Saquan Dowery, Jr. and his dad stopped by Next Door to pick up some books. Dad says they're making little Saquan smart.
"He's two, but he can tell you his birthday, he can tell you his mom's phone number, and I give that solely to us reading to him more," says Dowery, Sr.
The pair like to read together whenever they can.
"I feel like the actual reading of a book is kind of dying out," Dowery, Sr. says. "But you know, it's essential. If you can't read, then you can't function in everyday life."
And the staff at Next Door feel the same. Children who can't read at grade level by third grade are four times less likely to graduate high school, according to the Annie E. Casey Foundation.

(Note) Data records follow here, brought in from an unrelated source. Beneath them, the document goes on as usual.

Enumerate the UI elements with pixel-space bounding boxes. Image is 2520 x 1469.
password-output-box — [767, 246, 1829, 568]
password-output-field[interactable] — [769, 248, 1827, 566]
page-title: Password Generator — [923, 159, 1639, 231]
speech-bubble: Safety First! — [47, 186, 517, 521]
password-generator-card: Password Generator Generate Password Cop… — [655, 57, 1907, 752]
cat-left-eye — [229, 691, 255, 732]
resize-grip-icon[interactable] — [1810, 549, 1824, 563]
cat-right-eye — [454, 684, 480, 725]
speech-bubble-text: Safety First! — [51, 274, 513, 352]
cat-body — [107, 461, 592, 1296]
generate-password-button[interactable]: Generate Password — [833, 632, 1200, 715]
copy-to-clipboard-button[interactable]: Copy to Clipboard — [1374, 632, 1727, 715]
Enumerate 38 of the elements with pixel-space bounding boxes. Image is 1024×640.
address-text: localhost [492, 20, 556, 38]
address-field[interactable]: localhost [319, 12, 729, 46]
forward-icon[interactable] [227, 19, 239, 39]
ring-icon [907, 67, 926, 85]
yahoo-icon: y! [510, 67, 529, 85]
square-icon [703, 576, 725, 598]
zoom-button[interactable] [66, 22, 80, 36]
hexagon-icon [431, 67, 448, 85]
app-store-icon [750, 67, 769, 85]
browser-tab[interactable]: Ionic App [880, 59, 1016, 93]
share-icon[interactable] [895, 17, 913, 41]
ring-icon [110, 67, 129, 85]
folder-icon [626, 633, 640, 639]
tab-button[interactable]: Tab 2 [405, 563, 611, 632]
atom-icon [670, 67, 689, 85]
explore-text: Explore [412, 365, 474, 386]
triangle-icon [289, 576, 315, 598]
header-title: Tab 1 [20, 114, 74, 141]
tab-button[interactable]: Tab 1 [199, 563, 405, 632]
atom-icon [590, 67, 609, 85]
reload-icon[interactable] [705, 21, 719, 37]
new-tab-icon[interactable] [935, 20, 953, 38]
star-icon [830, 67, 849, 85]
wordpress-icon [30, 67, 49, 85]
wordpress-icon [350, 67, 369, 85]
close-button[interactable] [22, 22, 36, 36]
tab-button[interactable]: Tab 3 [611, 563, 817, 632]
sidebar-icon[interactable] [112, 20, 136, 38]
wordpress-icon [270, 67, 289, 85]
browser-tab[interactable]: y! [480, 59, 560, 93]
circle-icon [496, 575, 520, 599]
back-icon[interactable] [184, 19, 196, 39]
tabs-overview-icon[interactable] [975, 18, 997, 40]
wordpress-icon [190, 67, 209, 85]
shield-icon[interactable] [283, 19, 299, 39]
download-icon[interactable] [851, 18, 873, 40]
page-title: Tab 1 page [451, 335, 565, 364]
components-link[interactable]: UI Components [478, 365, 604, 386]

"Research has shown that children that grow up in homes that have books do much better when they go off to school," says Jackie Shanti, Next Door's Books for Kids program manager. "Their brains are developing so fast and reading is aiding in that language development. But not only the language development, but also the socio-emotional connection between parents and their children and their babies."
For those reasons, the staff at Next Door host a free community library every Thursday afternoon. It's not like your standard library — these books are donated and don't need to be returned.
"We have books for children from birth all the way through our readers that are adults. We have all kinds of books, not just children's books," Shanti says.
Because whatever your age, Shanti and Next Door want one thing from you...
It's a promise Dowery, Sr. is happy to keep.
"Thank you, keep it up, I know it's a tough fight," is his message to the staff at Next Door. "But it's a fight that has to get fought and you know, we appreciate it."